Growing acceptance of mediation and other consensual processes is allowing lawyers and their clients more readily to reach resolutions that avoid the risk and prohibitive cost of a trial. Many cases still drag on too long, taking on a life of their own, only to be settled out of exhaustion, with relief and resignation, on the eve of trial.
Why does this cycle keep repeating itself?
- The core reason is the intrinsic tendency of conflict to escalate once it is underway. The investment of time, psychic energy and money breeds an almost inevitable loss of perspective and objectivity. As the dispute escalates, reasoned, constructive negotiations become increasingly beyond reach.
What can be done?
- One key solution is found in taking are at the very beginning of a dispute will enable the disputants to (1) protect and advance their legal rights while (2) create opportunities for interaction and discussion that allows a focus on interests that must be met for a mutually satisfactory resolution to occur.
- Neuroscience (not at all far-fetched in this context) tells us that the “away reflex” (i.e., keeping the other side at a distance; pushing them away; they are “the other” and not part of our group) is stronger than the “toward reflex” (i.e., they are safe; they are one of us even if we disagree). The innate dominance of the “away reflex” makes escalation instinctive and the clear path of least resistance, by which the parties become further polarized, and the chance for a positive, negotiated resolution recedes.
- So, at the outset of a dispute, consider implementation of processes that will allow for positive, even informal, interactions with the opposite party that will diminish escalation rather than promote it.
- No early concessions need to be made to get this underway.
- Focus on interests and objectives within the dispute and design resolution processes–straight mediation being only one option–tailored to achieve those.
- Devote resources normally spent on posturing and parrying, which are costly and most often do not contribute to improving the result, to some form of “social process”, creating opportunities for a real exchange of ideas between both counsel and the parties. Through these processes, disputants can see the opponent not as “the other” whose interests and positions are antithetical to their own, and discover mutual interests and goals that uncover value and common ground that leads to a settlement not attainable by other means.
- Do not underestimate the value of a third-party resolution professional, particularly at the early stage of a case, who is skilled at developing and guiding this kind of interactive approach. Such assistance can make a significant difference by moving the case through barriers of like-minded group dynamics and confirmation bias, which are powerful forces that fuel escalation and impede resolution.

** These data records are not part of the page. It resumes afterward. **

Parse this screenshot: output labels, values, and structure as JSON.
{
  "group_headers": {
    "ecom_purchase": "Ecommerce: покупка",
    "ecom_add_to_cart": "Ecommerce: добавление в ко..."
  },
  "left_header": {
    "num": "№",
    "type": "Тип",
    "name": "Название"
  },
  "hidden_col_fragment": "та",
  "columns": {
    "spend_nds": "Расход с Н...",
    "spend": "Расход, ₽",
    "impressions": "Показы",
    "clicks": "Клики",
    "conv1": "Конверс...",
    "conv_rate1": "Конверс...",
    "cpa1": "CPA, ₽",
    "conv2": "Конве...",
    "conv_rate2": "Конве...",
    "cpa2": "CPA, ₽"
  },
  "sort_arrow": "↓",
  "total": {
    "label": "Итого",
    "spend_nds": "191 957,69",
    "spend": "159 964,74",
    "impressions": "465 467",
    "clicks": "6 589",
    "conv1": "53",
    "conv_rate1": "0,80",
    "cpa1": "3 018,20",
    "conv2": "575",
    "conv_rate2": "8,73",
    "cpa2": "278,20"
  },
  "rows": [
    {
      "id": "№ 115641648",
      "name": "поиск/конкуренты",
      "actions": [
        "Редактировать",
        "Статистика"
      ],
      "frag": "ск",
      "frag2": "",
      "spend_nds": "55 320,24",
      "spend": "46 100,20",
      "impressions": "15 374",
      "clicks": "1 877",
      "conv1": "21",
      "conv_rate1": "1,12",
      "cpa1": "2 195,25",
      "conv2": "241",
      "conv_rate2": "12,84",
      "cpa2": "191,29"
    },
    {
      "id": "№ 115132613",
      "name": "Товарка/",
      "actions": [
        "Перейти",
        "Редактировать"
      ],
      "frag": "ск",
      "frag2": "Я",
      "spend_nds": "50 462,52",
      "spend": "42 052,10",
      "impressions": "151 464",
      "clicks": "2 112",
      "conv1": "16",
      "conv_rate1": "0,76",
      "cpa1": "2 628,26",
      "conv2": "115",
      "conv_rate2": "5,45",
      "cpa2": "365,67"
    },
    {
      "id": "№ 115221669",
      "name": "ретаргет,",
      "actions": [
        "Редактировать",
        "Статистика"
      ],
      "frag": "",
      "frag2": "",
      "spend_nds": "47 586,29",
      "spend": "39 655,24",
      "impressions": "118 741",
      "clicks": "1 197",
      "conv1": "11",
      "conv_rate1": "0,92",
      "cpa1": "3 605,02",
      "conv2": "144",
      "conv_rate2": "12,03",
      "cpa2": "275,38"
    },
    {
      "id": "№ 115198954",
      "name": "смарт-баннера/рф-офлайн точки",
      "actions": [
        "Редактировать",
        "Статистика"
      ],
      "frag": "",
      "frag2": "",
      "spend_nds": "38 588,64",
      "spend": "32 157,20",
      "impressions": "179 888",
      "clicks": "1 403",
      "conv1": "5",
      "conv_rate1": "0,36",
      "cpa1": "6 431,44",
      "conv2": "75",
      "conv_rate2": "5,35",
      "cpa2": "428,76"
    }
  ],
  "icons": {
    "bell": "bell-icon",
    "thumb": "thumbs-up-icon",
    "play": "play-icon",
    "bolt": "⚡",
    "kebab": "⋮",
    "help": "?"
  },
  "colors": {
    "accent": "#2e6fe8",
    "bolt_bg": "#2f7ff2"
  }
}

Thus, the solution to the natural tendency toward conflict escalation is straightforward: understand that process design is as vital at the beginning of a case as fact development and legal analysis and should become a universal element of case strategy. Parties can initiate and implement the most effective processes by engaging a third party resolution professional. Attorneys and their clients can find means of resolution that protect legal rights through processes that directly advance their business and economic interests.
Any initial expense is outweighed by faster, less costly and better results, with greater control over process and outcome—all key to increasing client satisfaction and loyalty, as well as a lawyer’s reputation for excellence and client-centeredness. Skillfully designed processes create value and improve outcomes without the exhaustion and disillusionment of prevailing practice.